Les détenus travaillant en prison finiront-ils par avoir un véritable contrat de travail ? C’est entre autres sur cette question que le Conseil constitutionnel devra se prononcer, après la transmission d’une question prioritaire de constitutionnalité (QPC).

Tout a commencé en décembre dernier, quand deux détenus de la prison de Metz ont saisi le conseil des prud’hommes d’une QPC. Procédure de contrôle de la constitutionnalité de lois déjà promulguées, elle portait sur leurs conditions de travail en détention. En cause, leur rémunération, qui s’élevait à trois euros de l’heure, ainsi que la constitutionnalité de l’article 717-3 du code de procédure pénale, qui stipule que «les relations de travail des personnes incarcérées ne font pas l’objet d’un contrat de travail».

La demande a été transmise dans la foulée à la Cour de cassation. Qui a décidé mercredi d’adresser cette QPC au Conseil constitutionnel, «en raison de son caractère sérieux». Les Sages ont désormais trois mois pour l’examiner, afin de déterminer si le caractère dérogatoire du droit en prison est conforme aux droits et libertés garanties par la Constitution.
Est-ce une première ?

Le débat du droit du travail en prison avait déjà été relancé en février dernier, lorsqu’une détenue de la maison d’arrêt de Versailles, Marilyn Moureau, était parvenue à faire reconnaître la fin de sa collaboration avec la société MKT Sociétal comme un «licenciement abusif». A ce titre, la jeune femme, qui purge une peine de huit ans de prison, avait reçu de nombreux dommages et intérêts, notamment pour «inobservance de la procédure de licenciement». MKT Sociétal avait à cette occasion été reconnue comme «employeur dans des conditions particulières». «C’est un jour historique. Le droit du travail entre en prison», avait réagi Maître Fabien Arakelian, l’un de ses avocats.

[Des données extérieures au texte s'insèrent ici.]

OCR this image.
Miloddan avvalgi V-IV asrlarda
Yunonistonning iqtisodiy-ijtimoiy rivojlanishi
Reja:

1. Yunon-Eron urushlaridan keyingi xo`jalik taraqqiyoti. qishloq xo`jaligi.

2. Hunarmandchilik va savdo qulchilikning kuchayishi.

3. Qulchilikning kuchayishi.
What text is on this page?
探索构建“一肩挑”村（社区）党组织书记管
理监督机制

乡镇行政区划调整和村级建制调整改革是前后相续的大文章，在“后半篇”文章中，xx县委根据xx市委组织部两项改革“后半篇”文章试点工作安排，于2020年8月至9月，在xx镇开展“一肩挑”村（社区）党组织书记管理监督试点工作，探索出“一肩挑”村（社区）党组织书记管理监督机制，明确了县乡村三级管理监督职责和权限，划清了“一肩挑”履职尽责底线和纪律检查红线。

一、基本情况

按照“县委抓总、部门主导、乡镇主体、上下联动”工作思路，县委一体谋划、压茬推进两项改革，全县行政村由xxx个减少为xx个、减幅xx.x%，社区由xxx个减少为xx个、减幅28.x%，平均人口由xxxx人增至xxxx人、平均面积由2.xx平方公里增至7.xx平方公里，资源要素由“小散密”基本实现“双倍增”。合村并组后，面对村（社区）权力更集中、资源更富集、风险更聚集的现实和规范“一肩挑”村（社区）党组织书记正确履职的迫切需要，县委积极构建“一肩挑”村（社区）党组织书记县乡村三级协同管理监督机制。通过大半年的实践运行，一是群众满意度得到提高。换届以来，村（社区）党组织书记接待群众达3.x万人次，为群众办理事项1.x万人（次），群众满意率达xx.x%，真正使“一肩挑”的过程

La démarche entreprise aujourd’hui tend une nouvelle fois vers la reconnaissance du travail des prisonniers. D’après maître Xavier Iochum, défenseur d’un des détenus de Metz, «ces différentes affaires montrent bien l’émergence de cette problématique et sa prise en considération».
Comment le travail en prison est-il encadré ?

Jusqu’en 1987, les détenus étaient contraints de travailler, l’activité professionnelle faisait alors partie de la peine. C’est désormais dans une optique de réinsertion qu’ils ont cette possibilité. En théorie, car dans les faits ils sont relativement peu à travailler, alors qu’une majorité écrasante souhaiterait le faire. En 2011, 27,8% d’entre eux exercaient une activité professionnelle. Mais l’inexistence de contrat de travail, stipulée par l’article 717-3 du code de procédure pénale, implique l’absence de Smic, de congés payés, de droits syndicaux… Ce n’est qu’en matière de règles d’hygiènes et de sécurité que le droit du travail s’applique derrière les barreaux.

En guise de contrat, la loi pénitentiaire du 24 novembre 2009 veut qu’on parle de «classement» et de «déclassement» pour signifier l’accès à l’emploi et sa sortie. Etabli entre l’établissement et le détenu, cet engagement peut donc être cassé à tout moment par l’administration pénitentiaire, si c’est elle qui emploie. Car à défaut de comporter des droits, l’organisation du travail dans le monde carcéral s’établit autour de trois régimes bien précis, selon que l’activité s’exerce directement au service de l’établissement ou pour des entreprises qui sous-traitent certaines prestations à des détenus. Dans ce dernier cas, le contrat de travail n’existe qu’entre l’entreprise et l’administration pénitentiaire.

A l’absence de contrat de travail s’ajoute l’interdiction pour l’inspection du travail de se rendre inopinément dans les prisons. Il faut en effet que les administrations pénitentiaires l’y invitent. D’après Marie Crétenot, juriste à l’Observatoire international des prisons, il arrive que l’inspection du travail retrouve les mêmes irrégularités lors d’un second déplacement. Dans de «très rares cas», l’instance alerte les autorités judiciaires.

En matière de rémunération, la loi pénitentiaire du 24 novembre 2009 a modifié l’article 717-3 du code de procédure pénal. Indexé sur le smic, le salaire des détenus dépend du régime sous lequel ils travaillent. Leur rémunération varie, en théorie, entre 20% et 45% du Smic. En effet, il n’est pas rare que les détenus soient moins rétribués.
Qu’est ce que le Conseil constitutionnel pourrait faire évoluer?

Contrairement à l’action en justice portée par Marilyn Moureau, qui ne concernait que les relations établies entre un détenu et une entreprise venue sous-traiter dans l’établissement pénitentiaire, la QPC touche au code de procédure pénale. Les conséquences qui en découleraient s’appliqueraient donc à tous les détenus exerçant une activité professionnelle.

Pour améliorer leurs conditions de travail, deux priorités s’imposent pour Me Xavier Iochum : définir les modalités de rémunération et de rupture de contrat. «Il faut définir le statut juridique des détenus car ils n’en ont pas», estime l’avocat, optimiste quant à l’issue du dossier.

Mais pour la juriste Marie Crétenot, un des principes primordiaux reste l’application du droit commun. «Dans la mesure où le but ultime est la réinsertion, on ne peut laisser ces détenus à l’écart, souvent en rupture avec la société au moment de leur incarcération». La décision du Conseil constitutionnel pourrait donc pousser le législateur à s’emparer de la question et à faire entrer le droit du travail en prison.